The king of horror for middle-grade readers, Robert Lawrence Stine (1943-) was born on this day in Columbus, Ohio. His popular Goosebumps and Fear Street series are all-time bestsellers, gathering a large audience of readers, many transformed from uninterested to avid readers.
"I believe that kids as well as adults are entitled to books of no socially redeeming value," he said.
Stine began writing with a passion at age nine, inspired by "Greek myths, Edgar Allen Poe, and baseball stories." Although he only sold one book at his first book signing, his first ghoulish book, Blind Date (1986), still became an instant hit.
"It was a complete surprise to me," recalled Stine. "I realized I'd really struck a chord with kids. They liked scary books!"

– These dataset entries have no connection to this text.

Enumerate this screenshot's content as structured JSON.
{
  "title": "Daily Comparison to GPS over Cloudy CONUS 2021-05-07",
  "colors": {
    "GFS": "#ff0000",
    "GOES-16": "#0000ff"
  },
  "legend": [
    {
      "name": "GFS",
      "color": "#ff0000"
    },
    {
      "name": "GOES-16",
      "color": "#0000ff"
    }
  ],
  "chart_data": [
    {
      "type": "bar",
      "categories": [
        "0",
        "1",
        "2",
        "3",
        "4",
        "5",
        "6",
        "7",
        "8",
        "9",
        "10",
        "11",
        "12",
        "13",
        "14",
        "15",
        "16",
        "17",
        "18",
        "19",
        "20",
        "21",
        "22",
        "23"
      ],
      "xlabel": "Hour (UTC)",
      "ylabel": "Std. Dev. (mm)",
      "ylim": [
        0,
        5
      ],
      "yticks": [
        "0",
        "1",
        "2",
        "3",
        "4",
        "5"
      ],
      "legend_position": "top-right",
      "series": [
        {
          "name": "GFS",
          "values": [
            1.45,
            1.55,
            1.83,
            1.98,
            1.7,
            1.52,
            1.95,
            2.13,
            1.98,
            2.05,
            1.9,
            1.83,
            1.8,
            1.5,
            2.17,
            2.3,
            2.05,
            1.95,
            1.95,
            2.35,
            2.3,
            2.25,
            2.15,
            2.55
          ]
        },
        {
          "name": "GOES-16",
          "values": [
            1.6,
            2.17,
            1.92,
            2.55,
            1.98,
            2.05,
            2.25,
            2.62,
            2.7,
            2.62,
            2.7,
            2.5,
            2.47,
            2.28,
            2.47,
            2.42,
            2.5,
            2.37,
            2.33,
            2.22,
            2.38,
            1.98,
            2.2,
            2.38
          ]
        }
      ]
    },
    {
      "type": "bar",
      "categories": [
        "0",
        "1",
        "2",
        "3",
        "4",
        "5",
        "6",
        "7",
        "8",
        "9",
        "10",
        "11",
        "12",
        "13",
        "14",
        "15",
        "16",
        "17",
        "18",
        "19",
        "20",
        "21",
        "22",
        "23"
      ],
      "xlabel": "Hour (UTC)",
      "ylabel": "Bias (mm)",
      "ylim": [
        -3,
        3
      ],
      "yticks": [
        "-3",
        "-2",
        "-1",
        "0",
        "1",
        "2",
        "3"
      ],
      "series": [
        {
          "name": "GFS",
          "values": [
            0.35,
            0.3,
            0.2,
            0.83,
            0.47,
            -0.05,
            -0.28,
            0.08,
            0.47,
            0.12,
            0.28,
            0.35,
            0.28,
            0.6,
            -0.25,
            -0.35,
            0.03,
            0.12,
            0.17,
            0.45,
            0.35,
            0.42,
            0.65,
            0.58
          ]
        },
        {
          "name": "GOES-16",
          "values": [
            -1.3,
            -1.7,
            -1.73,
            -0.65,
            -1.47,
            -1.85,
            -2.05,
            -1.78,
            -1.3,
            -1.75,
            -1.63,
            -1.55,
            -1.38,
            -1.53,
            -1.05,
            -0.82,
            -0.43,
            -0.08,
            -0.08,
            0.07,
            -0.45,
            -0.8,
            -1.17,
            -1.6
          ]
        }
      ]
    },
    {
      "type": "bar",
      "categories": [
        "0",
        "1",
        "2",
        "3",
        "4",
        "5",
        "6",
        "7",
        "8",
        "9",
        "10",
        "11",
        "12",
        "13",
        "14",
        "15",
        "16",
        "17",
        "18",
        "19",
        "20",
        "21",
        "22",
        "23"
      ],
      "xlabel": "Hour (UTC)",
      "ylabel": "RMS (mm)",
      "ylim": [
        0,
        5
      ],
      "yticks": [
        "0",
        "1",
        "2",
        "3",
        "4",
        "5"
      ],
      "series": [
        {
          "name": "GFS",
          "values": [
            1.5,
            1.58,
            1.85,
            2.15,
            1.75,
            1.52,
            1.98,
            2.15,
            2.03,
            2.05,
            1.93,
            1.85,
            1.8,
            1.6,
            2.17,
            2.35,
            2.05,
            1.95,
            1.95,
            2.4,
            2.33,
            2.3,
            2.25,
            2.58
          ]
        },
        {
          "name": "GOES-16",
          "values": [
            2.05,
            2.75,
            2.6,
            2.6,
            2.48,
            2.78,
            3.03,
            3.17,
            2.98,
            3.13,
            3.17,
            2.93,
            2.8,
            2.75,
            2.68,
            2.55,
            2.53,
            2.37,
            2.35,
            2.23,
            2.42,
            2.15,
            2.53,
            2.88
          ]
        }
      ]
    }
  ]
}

The prolific writer, who works for six hours a day to keep up with the demand for his scary tales, creates about two books a month. His books are scary... and funny. "When I write, I try to think back to what I was afraid of or what was scary to me, and try to put those feelings into books," he said.
When asked why his books are so popular, he said, "The stories are not linear: that there are so many surprises and twists in the books, and that things are not what they seem to be. I think kids really appreciate that."
A shy, self-described "nerd" who still types with one finger "at lightning speed," Stine advised young writers in his autobiography, It Came from Ohio: My Life As a Writer (1998) to "read, read, read."